Mientras esperan el veredicto, cada uno es invitado a elegir un dios protector: Constantino "corre al encuentro de la Lujuria, que, acogiéndolo con ternura y echándole los brazos al cuello, lo adorna con ropas de mujer de todos los colores, lo alisa por todas partes y lo lleva al Impío, donde también Jesús deambulaba y predicaba: - Aquel que es corruptor, asesino, maldito, rechazado por todos, venga con confianza: lávelo con esta agua que lo haré puro en un momento Marco Aurelio es declarado vencedor y Juliano, concluyendo su sátira, hace que Hermes le diga: "Te he dado a conocer a tu padre Mitra. Cumple sus mandamientos y tendrás en tu vida un ancla segura de salvación y cuando salgas de aquí encontrarás, con buena esperanza, un dios benévolo que te guíe'.

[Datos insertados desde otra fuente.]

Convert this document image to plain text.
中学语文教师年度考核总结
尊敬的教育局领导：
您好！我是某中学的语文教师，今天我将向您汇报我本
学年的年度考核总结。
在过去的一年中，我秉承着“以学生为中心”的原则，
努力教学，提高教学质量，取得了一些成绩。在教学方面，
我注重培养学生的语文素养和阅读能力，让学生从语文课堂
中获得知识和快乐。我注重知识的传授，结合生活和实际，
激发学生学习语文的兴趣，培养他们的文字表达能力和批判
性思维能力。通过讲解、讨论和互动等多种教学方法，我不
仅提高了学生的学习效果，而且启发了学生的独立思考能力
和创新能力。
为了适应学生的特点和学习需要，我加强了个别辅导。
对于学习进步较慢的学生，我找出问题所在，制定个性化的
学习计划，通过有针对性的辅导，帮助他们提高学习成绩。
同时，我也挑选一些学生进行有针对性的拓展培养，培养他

Se ha intentado encontrar en este texto las razones que ya habían determinado la decisión de Juliano de emprender la guerra contra Persia. Este desfile de emperadores es una especie de resumen de la historia romana, y la fortuna desempeña un papel clave a la hora de asignar el éxito de las iniciativas: "sólo cuando Pompeyo fue abandonado por la buena fortuna, que le había favorecido durante tanto tiempo, y se quedó sin ayuda, conseguiste lo mejor de él", exclama Alejandro a César. Pero Roma no fijó sus fronteras hasta los límites de la tierra sólo con la ayuda de Tyche, de la buena fortuna: hacía falta pietas, y la elección en favor de Marco Aurelio confirma que ésa es la virtud favorecida por Juliano y los dioses.

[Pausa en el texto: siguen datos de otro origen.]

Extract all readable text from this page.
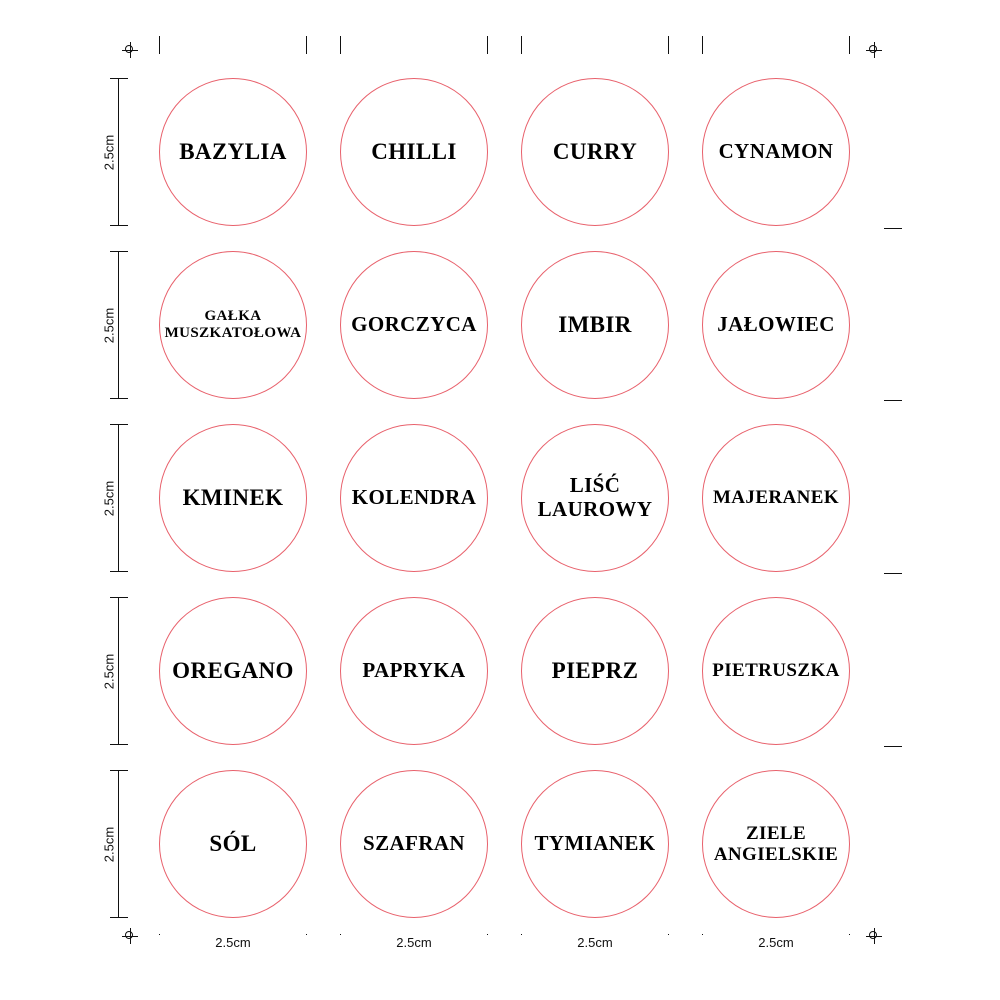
2.5cm
2.5cm
2.5cm
2.5cm
2.5cm
2.5cm	2.5cm	2.5cm	2.5cm
BAZYLIA	CHILLI	CURRY	CYNAMON
GAŁKA MUSZKATOŁOWA	GORCZYCA	IMBIR	JAŁOWIEC
KMINEK	KOLENDRA	LIŚĆ LAUROWY	MAJERANEK
OREGANO	PAPRYKA	PIEPRZ	PIETRUSZKA
SÓL	SZAFRAN	TYMIANEK	ZIELE ANGIELSKIE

Concibiendo la soberanía según un principio teocrático, Juliano debía confiar sobre todo en su pietas para los felices resultados de sus iniciativas políticas: nada podía frustrarle mientras él -el protegido de Helios- se mantuviera firme en su devoción a los dioses. Pero el grave conflicto con los ciudadanos de Antioquía parece haber sacudido su convicción. En el Misopogon, se había burlado de la libertad de que gozaban los antioquenos parafraseando un largo pasaje de la República de Platón, pero saltándose una frase del filósofo ateniense que le afectaba directamente: "un estado democrático sediento de libertad, cuando encuentra malos coperos y va demasiado lejos en embriagarse de pura libertad, castiga a sus gobernantes". Probablemente, Juliano sintió, más o menos oscuramente, que había sido un "mal copero".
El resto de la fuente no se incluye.